Antonella nunca se quejó, de nada, pero había días que no le hablaba. Y a veces rechazaba, suave, como era toda ella, sus abrazos. ¡Y qué guapa! Siempre atendiendo a los enfermos, entreteniendo a los niños, acarreando el agua y la leña. Mateo conocía el carácter manso y firme que le permitía encarar la vida así, por eso la había elegido, pero después del primer año ella lo sorprendió.

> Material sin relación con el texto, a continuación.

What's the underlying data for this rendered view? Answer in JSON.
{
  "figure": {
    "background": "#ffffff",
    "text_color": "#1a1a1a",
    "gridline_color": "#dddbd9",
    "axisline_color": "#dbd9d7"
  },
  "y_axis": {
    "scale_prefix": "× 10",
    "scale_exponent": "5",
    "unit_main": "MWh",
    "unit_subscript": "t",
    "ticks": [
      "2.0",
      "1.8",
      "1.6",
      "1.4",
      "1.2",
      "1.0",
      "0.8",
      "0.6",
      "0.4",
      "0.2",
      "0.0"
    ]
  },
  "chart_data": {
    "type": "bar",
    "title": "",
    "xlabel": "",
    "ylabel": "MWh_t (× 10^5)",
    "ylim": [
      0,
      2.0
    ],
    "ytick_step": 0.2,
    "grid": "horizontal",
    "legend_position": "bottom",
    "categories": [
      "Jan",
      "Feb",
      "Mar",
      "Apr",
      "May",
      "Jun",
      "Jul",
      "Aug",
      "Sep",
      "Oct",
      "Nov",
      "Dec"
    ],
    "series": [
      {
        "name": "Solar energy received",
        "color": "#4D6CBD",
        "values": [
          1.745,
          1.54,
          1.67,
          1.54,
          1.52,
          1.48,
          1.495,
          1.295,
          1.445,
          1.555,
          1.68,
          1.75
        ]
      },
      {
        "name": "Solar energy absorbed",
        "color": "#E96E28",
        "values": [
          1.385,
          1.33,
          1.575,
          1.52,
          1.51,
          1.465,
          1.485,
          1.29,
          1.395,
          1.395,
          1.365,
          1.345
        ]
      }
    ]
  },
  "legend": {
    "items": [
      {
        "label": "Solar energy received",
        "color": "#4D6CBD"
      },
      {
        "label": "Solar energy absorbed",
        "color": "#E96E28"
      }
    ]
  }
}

Cuando llegó el nuevo grupo con gente de Fagagna, de San Danielle, de Sedegliano, de Martignacco, Antonella organizó con las otras mujeres el alojamiento. Y cuando todos estuvieron ubicados los arengó: les dijo que lo que les habían contado eran fantasías, que ni en Italia ni en la Argentina se regalaba nada, y que las promesas serían solo promesas si no lograban entre todos hacer que los promeseros las cumplieran.
Las otras mujeres atestiguaron que decía lo cierto, y todas acompañaron a los recién llegados frente la administración. Mateo y los otros hombres las siguieron y entre todos formaron la multitud más grande que se hubiera visto nunca en estos montes. El administrador tuvo que salir corriendo. Cuando poco después vino su reemplazante, trajo algunas de las herramientas prometidas y empezó a demarcar los terrenos.
Entre todos habían encontrado una salida al laberinto y habían aprendido algo. Antonella estaba feliz, con una felicidad enérgica que miraba al horizonte, como buscando nuevos motivos para florecer, y volvió a abrazarlo. Mateo le dijo que la veía más hermosa que nunca, y le relató algunas historias que su padre le contaba, de las centenarias rebeliones campesinas, cuando los hijos de la tierra obligaban a los dueños de la tierra. Antonella lo escuchaba siempre en silencio. Y una vez le dijo: “Al fin, estamos al calor de la misma llama”.